Voltar para a Guerra

Eu havia experimentado, na concretude da conexão com a Marina, a realidade de que pessoas vivem em locais em estado de guerra prolongados por pura falta de opção. Ucrânia, Palestina, África, quanta gente! Além disso, quantas pessoas, por falta de acesso, por falta de tudo, por sua raça, por seu gênero, por sua orientação sexual, e até mesmo sua escolha religiosa, vive uma guerra para sobreviver, para conseguir comer, para conseguir ser genuinamente quem são?

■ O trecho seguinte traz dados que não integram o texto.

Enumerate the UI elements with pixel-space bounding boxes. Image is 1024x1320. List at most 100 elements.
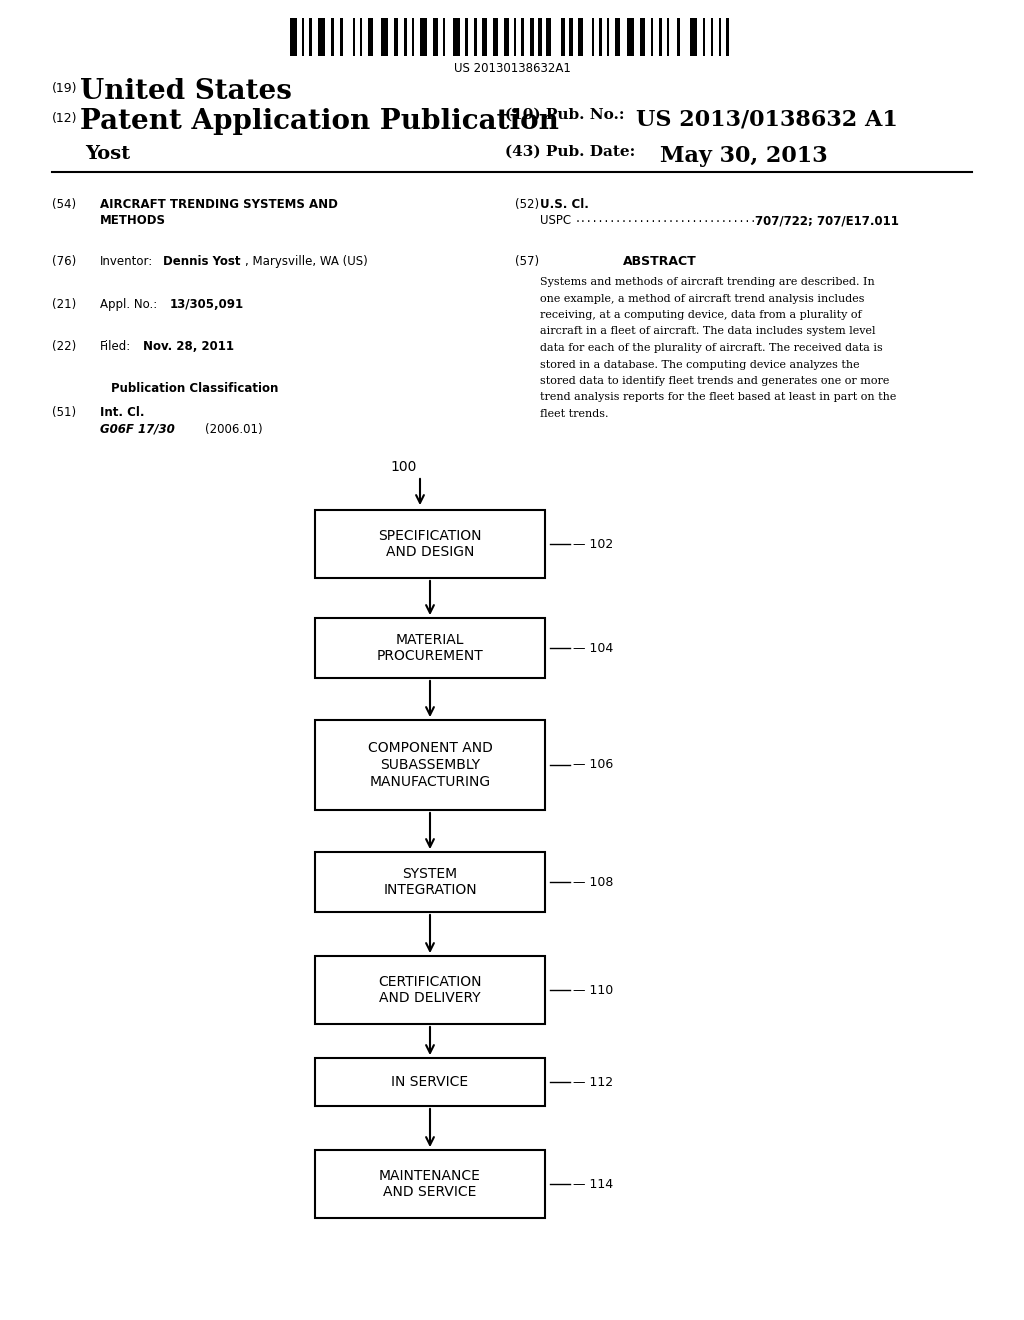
- Bar: [593, 18, 594, 55]
- Text: data for each of the plurality of aircraft. The received data is: data for each of the plurality of aircra…: [540, 343, 883, 352]
- Text: one example, a method of aircraft trend analysis includes: one example, a method of aircraft trend …: [540, 293, 864, 304]
- Bar: [640, 18, 645, 55]
- Text: stored in a database. The computing device analyzes the: stored in a database. The computing devi…: [540, 359, 859, 370]
- Bar: [340, 18, 343, 55]
- Text: ABSTRACT: ABSTRACT: [624, 255, 697, 268]
- Bar: [521, 18, 524, 55]
- Bar: [505, 18, 509, 55]
- Bar: [315, 1059, 545, 1106]
- Text: U.S. Cl.: U.S. Cl.: [540, 198, 589, 211]
- Bar: [315, 1150, 545, 1218]
- Text: SPECIFICATION: SPECIFICATION: [378, 528, 481, 543]
- Text: .................................: .................................: [575, 214, 769, 224]
- Text: fleet trends.: fleet trends.: [540, 409, 608, 418]
- Bar: [433, 18, 438, 55]
- Text: (22): (22): [52, 341, 76, 352]
- Bar: [615, 18, 621, 55]
- Text: , Marysville, WA (US): , Marysville, WA (US): [245, 255, 368, 268]
- Bar: [578, 18, 583, 55]
- Text: (57): (57): [515, 255, 539, 268]
- Text: SUBASSEMBLY: SUBASSEMBLY: [380, 758, 480, 772]
- Bar: [317, 18, 325, 55]
- Text: Appl. No.:: Appl. No.:: [100, 298, 158, 312]
- Bar: [607, 18, 609, 55]
- Bar: [403, 18, 407, 55]
- Text: AIRCRAFT TRENDING SYSTEMS AND: AIRCRAFT TRENDING SYSTEMS AND: [100, 198, 338, 211]
- Text: (76): (76): [52, 255, 76, 268]
- Bar: [494, 18, 498, 55]
- Text: US 20130138632A1: US 20130138632A1: [454, 62, 570, 75]
- Bar: [315, 510, 545, 578]
- Bar: [315, 956, 545, 1024]
- Text: Dennis Yost: Dennis Yost: [163, 255, 241, 268]
- Text: (21): (21): [52, 298, 76, 312]
- Text: Filed:: Filed:: [100, 341, 131, 352]
- Bar: [420, 18, 427, 55]
- Text: (51): (51): [52, 407, 76, 418]
- Text: Int. Cl.: Int. Cl.: [100, 407, 144, 418]
- Bar: [315, 719, 545, 810]
- Bar: [514, 18, 516, 55]
- Bar: [381, 18, 388, 55]
- Text: MATERIAL: MATERIAL: [395, 632, 464, 647]
- Text: Inventor:: Inventor:: [100, 255, 154, 268]
- Text: (12): (12): [52, 112, 78, 125]
- Bar: [482, 18, 487, 55]
- Text: INTEGRATION: INTEGRATION: [383, 883, 477, 898]
- Text: — 112: — 112: [573, 1076, 613, 1089]
- Text: — 114: — 114: [573, 1177, 613, 1191]
- Bar: [442, 18, 444, 55]
- Text: PROCUREMENT: PROCUREMENT: [377, 649, 483, 664]
- Text: CERTIFICATION: CERTIFICATION: [378, 974, 481, 989]
- Bar: [658, 18, 663, 55]
- Bar: [530, 18, 534, 55]
- Text: METHODS: METHODS: [100, 214, 166, 227]
- Bar: [726, 18, 729, 55]
- Bar: [690, 18, 697, 55]
- Text: Systems and methods of aircraft trending are described. In: Systems and methods of aircraft trending…: [540, 277, 874, 286]
- Bar: [703, 18, 705, 55]
- Bar: [331, 18, 334, 55]
- Bar: [711, 18, 713, 55]
- Text: Patent Application Publication: Patent Application Publication: [80, 108, 559, 135]
- Text: (52): (52): [515, 198, 539, 211]
- Text: aircraft in a fleet of aircraft. The data includes system level: aircraft in a fleet of aircraft. The dat…: [540, 326, 876, 337]
- Text: — 104: — 104: [573, 642, 613, 655]
- Bar: [719, 18, 721, 55]
- Text: — 110: — 110: [573, 983, 613, 997]
- Text: AND SERVICE: AND SERVICE: [383, 1185, 477, 1200]
- Text: 13/305,091: 13/305,091: [170, 298, 244, 312]
- Bar: [308, 18, 311, 55]
- Bar: [547, 18, 552, 55]
- Bar: [302, 18, 304, 55]
- Text: Nov. 28, 2011: Nov. 28, 2011: [143, 341, 234, 352]
- Text: MANUFACTURING: MANUFACTURING: [370, 775, 490, 789]
- Bar: [539, 18, 542, 55]
- Text: (54): (54): [52, 198, 76, 211]
- Text: COMPONENT AND: COMPONENT AND: [368, 741, 493, 755]
- Text: US 2013/0138632 A1: US 2013/0138632 A1: [636, 108, 898, 129]
- Text: (19): (19): [52, 82, 78, 95]
- Text: IN SERVICE: IN SERVICE: [391, 1074, 469, 1089]
- Text: USPC: USPC: [540, 214, 571, 227]
- Text: (2006.01): (2006.01): [205, 422, 262, 436]
- Text: (43) Pub. Date:: (43) Pub. Date:: [505, 145, 635, 158]
- Bar: [474, 18, 477, 55]
- Bar: [667, 18, 669, 55]
- Text: Publication Classification: Publication Classification: [112, 381, 279, 395]
- Bar: [315, 618, 545, 678]
- Bar: [651, 18, 652, 55]
- Bar: [465, 18, 468, 55]
- Text: SYSTEM: SYSTEM: [402, 866, 458, 880]
- Text: G06F 17/30: G06F 17/30: [100, 422, 175, 436]
- Bar: [369, 18, 374, 55]
- Bar: [360, 18, 362, 55]
- Text: receiving, at a computing device, data from a plurality of: receiving, at a computing device, data f…: [540, 310, 861, 319]
- Bar: [677, 18, 680, 55]
- Text: MAINTENANCE: MAINTENANCE: [379, 1168, 481, 1183]
- Text: United States: United States: [80, 78, 292, 106]
- Bar: [627, 18, 634, 55]
- Bar: [290, 18, 297, 55]
- Bar: [412, 18, 414, 55]
- Bar: [353, 18, 355, 55]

Pensei muito no que o caminho faria na Marina, o que ela deixaria nele e o que levaria dele. Quais as guerras que, de natureza distintas, cada um vive? Meditei sobre o que seria viver o Caminho de Santiago e depois voltar para o estado de conflito eminente. E refleti qual seria minha própria guerra continuada, para a qual eu precisaria voltar diferente.

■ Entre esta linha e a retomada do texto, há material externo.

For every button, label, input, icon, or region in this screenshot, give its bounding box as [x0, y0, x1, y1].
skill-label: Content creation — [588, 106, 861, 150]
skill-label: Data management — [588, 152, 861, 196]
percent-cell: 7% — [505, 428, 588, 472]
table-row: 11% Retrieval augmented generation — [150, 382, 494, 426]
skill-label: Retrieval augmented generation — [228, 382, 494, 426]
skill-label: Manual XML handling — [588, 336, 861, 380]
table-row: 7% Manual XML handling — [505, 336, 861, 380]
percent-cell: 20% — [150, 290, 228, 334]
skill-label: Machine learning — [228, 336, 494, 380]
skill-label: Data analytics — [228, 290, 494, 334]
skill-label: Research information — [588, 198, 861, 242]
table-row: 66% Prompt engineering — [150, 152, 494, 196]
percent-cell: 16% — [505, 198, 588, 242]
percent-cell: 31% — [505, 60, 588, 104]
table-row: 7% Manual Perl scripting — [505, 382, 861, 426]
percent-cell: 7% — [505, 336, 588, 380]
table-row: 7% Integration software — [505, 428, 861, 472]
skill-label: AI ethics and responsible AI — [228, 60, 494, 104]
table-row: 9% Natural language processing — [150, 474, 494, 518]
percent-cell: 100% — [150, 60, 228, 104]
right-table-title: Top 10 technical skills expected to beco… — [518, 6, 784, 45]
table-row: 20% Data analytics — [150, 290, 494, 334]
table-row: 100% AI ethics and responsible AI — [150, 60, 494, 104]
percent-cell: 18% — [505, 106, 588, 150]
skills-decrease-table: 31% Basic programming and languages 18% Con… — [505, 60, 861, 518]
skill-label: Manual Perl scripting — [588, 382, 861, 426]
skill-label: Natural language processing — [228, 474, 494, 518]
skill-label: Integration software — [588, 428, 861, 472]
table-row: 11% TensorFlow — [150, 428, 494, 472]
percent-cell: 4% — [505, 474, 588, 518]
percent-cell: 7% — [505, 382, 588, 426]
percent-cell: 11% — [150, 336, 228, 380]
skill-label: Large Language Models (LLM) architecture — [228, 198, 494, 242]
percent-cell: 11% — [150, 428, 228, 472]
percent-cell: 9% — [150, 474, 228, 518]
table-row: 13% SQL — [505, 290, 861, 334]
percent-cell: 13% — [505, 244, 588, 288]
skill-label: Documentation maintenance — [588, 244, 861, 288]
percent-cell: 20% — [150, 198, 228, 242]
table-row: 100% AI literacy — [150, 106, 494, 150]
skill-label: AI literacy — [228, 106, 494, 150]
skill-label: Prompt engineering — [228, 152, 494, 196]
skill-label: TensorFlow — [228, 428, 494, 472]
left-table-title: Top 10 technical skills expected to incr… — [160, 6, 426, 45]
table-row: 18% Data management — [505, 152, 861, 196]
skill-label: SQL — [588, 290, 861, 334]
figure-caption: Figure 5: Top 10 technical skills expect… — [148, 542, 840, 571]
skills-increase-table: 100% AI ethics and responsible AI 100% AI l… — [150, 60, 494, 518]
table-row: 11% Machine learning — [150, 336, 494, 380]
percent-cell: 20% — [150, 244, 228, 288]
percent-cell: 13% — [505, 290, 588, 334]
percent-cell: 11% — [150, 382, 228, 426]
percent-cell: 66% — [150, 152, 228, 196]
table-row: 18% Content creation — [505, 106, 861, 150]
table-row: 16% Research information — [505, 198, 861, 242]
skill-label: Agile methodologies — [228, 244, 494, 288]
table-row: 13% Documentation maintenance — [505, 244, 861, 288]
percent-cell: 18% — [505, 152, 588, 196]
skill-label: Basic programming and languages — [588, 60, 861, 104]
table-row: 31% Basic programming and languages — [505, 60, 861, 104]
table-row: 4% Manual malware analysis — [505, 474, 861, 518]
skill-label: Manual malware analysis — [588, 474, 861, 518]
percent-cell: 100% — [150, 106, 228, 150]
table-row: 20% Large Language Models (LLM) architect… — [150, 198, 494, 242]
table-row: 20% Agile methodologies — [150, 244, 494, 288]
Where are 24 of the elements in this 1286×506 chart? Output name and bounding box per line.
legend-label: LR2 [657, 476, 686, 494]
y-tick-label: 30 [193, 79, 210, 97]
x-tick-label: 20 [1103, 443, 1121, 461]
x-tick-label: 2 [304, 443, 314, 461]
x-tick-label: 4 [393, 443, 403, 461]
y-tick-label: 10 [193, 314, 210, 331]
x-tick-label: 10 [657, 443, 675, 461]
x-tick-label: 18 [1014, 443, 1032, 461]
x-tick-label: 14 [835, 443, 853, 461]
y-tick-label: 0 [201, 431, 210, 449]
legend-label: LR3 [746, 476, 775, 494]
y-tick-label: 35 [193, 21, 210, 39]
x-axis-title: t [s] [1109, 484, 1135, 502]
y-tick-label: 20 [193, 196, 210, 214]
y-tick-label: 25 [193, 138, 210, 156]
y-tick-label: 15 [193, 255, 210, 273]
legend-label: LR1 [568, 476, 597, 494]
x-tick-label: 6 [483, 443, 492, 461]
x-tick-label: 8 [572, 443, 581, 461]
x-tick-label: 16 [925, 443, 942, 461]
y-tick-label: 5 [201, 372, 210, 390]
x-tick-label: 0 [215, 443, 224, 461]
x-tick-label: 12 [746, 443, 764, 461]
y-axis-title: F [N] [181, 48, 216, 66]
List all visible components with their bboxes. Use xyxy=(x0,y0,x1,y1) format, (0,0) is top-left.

Um oásis bem na minha frente

No dia 4, saindo de Pontevedra, o sol muito tímido nos deu bom dia quando atravessamos a ponte sob o Rio Minho, mas logo depois sumiu. A chuva novamente nos faria companhia, ficou mais intensa apenas no período final da caminhada, mas aquele foi um dia muito nublado. Caminhando em meio à natureza, em um trecho de chuva fina, avistamos uma peregrina sozinha seguindo à nossa frente. Ela parou, nos avistou e nos chamou ao seu encontro. No seu rosto um sorriso imenso, genuíno e iluminado.

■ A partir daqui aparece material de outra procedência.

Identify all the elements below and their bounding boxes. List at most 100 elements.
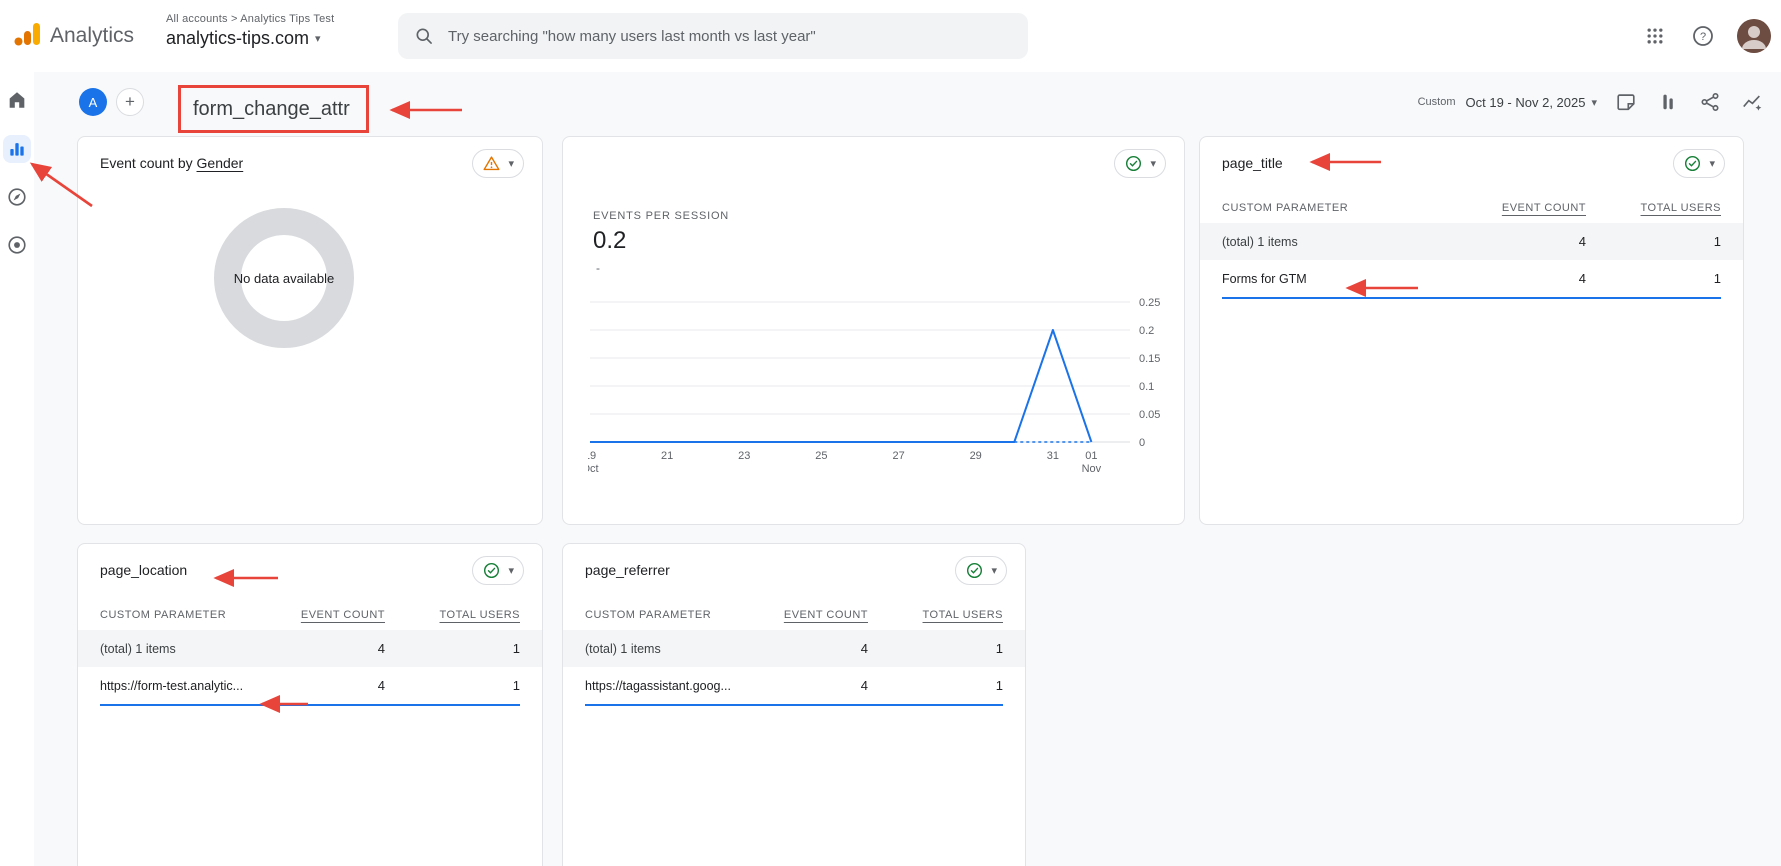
svg-text:21: 21 <box>661 450 673 462</box>
notes-icon[interactable] <box>1613 89 1639 115</box>
dimension-link[interactable]: Gender <box>196 155 244 171</box>
column-header-total-users[interactable]: TOTAL USERS <box>922 609 1003 621</box>
no-data-message: No data available <box>233 270 335 286</box>
table-row[interactable]: (total) 1 items 4 1 <box>1200 223 1743 260</box>
check-circle-icon <box>484 562 500 579</box>
nav-home[interactable] <box>3 86 31 114</box>
property-name: analytics-tips.com <box>166 28 310 48</box>
column-header-parameter[interactable]: CUSTOM PARAMETER <box>100 609 227 621</box>
metric-comparison: - <box>596 261 600 275</box>
date-range-type: Custom <box>1417 96 1456 108</box>
svg-text:0: 0 <box>1139 437 1145 449</box>
column-header-parameter[interactable]: CUSTOM PARAMETER <box>585 609 712 621</box>
apps-grid-icon[interactable] <box>1641 22 1669 50</box>
column-header-event-count[interactable]: EVENT COUNT <box>783 609 868 621</box>
chevron-down-icon: ▾ <box>991 565 997 577</box>
home-icon <box>9 92 25 108</box>
main-content: A + form_change_attr Custom Oct 19 - Nov… <box>34 72 1781 866</box>
table-row[interactable]: (total) 1 items 4 1 <box>78 630 542 667</box>
table-row[interactable]: https://form-test.analytic... 4 1 <box>78 667 542 704</box>
svg-text:Oct: Oct <box>588 463 599 475</box>
brand: Analytics <box>14 0 134 72</box>
table-row[interactable]: https://tagassistant.goog... 4 1 <box>563 667 1025 704</box>
svg-text:19: 19 <box>588 450 596 462</box>
data-quality-dropdown[interactable]: ▾ <box>1114 149 1166 178</box>
column-header-total-users[interactable]: TOTAL USERS <box>439 609 520 621</box>
search-input[interactable] <box>398 13 1028 59</box>
app-header: Analytics All accounts > Analytics Tips … <box>0 0 1781 72</box>
add-report-button[interactable]: + <box>116 88 144 116</box>
chevron-down-icon: ▾ <box>1709 158 1715 170</box>
row-event-count: 4 <box>1578 234 1586 249</box>
row-event-count: 4 <box>1578 271 1586 286</box>
svg-text:0.15: 0.15 <box>1139 353 1160 365</box>
donut-chart-empty: No data available <box>214 208 354 348</box>
card-title: page_location <box>100 562 188 578</box>
card-page-location: page_location ▾ CUSTOM PARAMETER EVENT C… <box>77 543 543 866</box>
card-title: page_referrer <box>585 562 670 578</box>
header-actions: ? <box>1641 0 1771 72</box>
row-event-count: 4 <box>860 678 868 693</box>
chevron-down-icon: ▾ <box>1591 96 1597 109</box>
svg-text:0.1: 0.1 <box>1139 381 1154 393</box>
chevron-down-icon: ▾ <box>508 158 514 170</box>
column-header-event-count[interactable]: EVENT COUNT <box>300 609 385 621</box>
share-icon[interactable] <box>1697 89 1723 115</box>
card-events-per-session: ▾ EVENTS PER SESSION 0.2 - 0 0.05 0.1 0.15 0… <box>562 136 1185 525</box>
analytics-logo-icon <box>14 22 40 51</box>
breadcrumb-account: Analytics Tips Test <box>240 13 335 25</box>
row-total-users: 1 <box>512 678 520 693</box>
parameter-table: CUSTOM PARAMETER EVENT COUNT TOTAL USERS… <box>1200 193 1743 299</box>
table-row[interactable]: Forms for GTM 4 1 <box>1200 260 1743 297</box>
data-quality-warning-dropdown[interactable]: ▾ <box>472 149 524 178</box>
column-header-event-count[interactable]: EVENT COUNT <box>1501 202 1586 214</box>
card-gender: Event count by Gender ▾ No data availabl… <box>77 136 543 525</box>
row-param: (total) 1 items <box>100 641 176 656</box>
check-circle-icon <box>1126 155 1142 172</box>
data-quality-dropdown[interactable]: ▾ <box>472 556 524 585</box>
chevron-down-icon: ▾ <box>1150 158 1156 170</box>
search-bar[interactable] <box>398 13 1028 59</box>
help-icon[interactable]: ? <box>1689 22 1717 50</box>
data-quality-dropdown[interactable]: ▾ <box>955 556 1007 585</box>
row-param: Forms for GTM <box>1222 271 1307 286</box>
nav-explore[interactable] <box>3 183 31 211</box>
row-total-users: 1 <box>995 678 1003 693</box>
data-quality-dropdown[interactable]: ▾ <box>1673 149 1725 178</box>
row-total-users: 1 <box>1713 271 1721 286</box>
svg-text:25: 25 <box>815 450 827 462</box>
left-nav <box>0 72 34 866</box>
check-circle-icon <box>1685 155 1701 172</box>
chevron-down-icon: ▾ <box>508 565 514 577</box>
table-row[interactable]: (total) 1 items 4 1 <box>563 630 1025 667</box>
explore-icon <box>8 188 26 206</box>
app-name: Analytics <box>50 24 135 47</box>
comparisons-icon[interactable] <box>1655 89 1681 115</box>
card-page-title: page_title ▾ CUSTOM PARAMETER EVENT COUN… <box>1199 136 1744 525</box>
nav-advertising[interactable] <box>3 231 31 259</box>
svg-text:0.05: 0.05 <box>1139 409 1160 421</box>
column-header-parameter[interactable]: CUSTOM PARAMETER <box>1222 202 1349 214</box>
report-title-highlight-box: form_change_attr <box>178 85 369 133</box>
row-total-users: 1 <box>995 641 1003 656</box>
breadcrumb-separator: > <box>230 13 238 25</box>
column-header-total-users[interactable]: TOTAL USERS <box>1640 202 1721 214</box>
insights-icon[interactable] <box>1739 89 1765 115</box>
advertising-icon <box>8 236 26 254</box>
row-event-count: 4 <box>377 678 385 693</box>
row-event-count: 4 <box>377 641 385 656</box>
account-switcher[interactable]: All accounts > Analytics Tips Test analy… <box>166 13 334 49</box>
date-range-picker[interactable]: Oct 19 - Nov 2, 2025 ▾ <box>1466 95 1597 110</box>
row-param: (total) 1 items <box>1222 234 1298 249</box>
report-title: form_change_attr <box>193 97 350 120</box>
card-title-prefix: Event count by <box>100 155 197 171</box>
nav-reports[interactable] <box>3 135 31 163</box>
metric-label: EVENTS PER SESSION <box>593 210 730 222</box>
date-range-value: Oct 19 - Nov 2, 2025 <box>1465 94 1586 110</box>
card-title: page_title <box>1222 155 1283 171</box>
svg-text:27: 27 <box>892 450 904 462</box>
svg-text:01: 01 <box>1085 450 1097 462</box>
user-avatar[interactable] <box>1737 19 1771 53</box>
report-avatar[interactable]: A <box>79 88 107 116</box>
card-page-referrer: page_referrer ▾ CUSTOM PARAMETER EVENT C… <box>562 543 1026 866</box>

— Vocês poderiam tirar uma foto minha? Queria mostrar pra minha família como estou caminhando, com essa capa de chuva!

Era uma senhora e vestia uma capa-poncho azul e na cabeça, em baixo dela, uma touca branca de tricô com um enorme pom-pom em cima. Chamava-se Helta, vinha da Áustria. Quis saber nossos nomes, de onde éramos, se éramos casados. Viu fotos das nossas filhas, ficou encantada e nos encantou. Conversamos:

— Helta quantos anos você tem?
— Tenho 70 anos.
— Nossa, 70! Por que fazer o caminho agora?
— Porque agora eu posso! ( com um sorriso incrível que reforçava esse poder! )

Helta estava fazendo o caminho sozinha já há 4 semanas. Contou que havia saído de Lisboa, de lá são 610 quilômetros até Santiago, mas faria a pé “uns 400”. Um pedaço fez de ônibus, outro de táxi porque chovia muito e em uma cidade dormiu 2 noites seguidas para descansar.

— Estou fazendo no meu ritmo, o importante é chegar!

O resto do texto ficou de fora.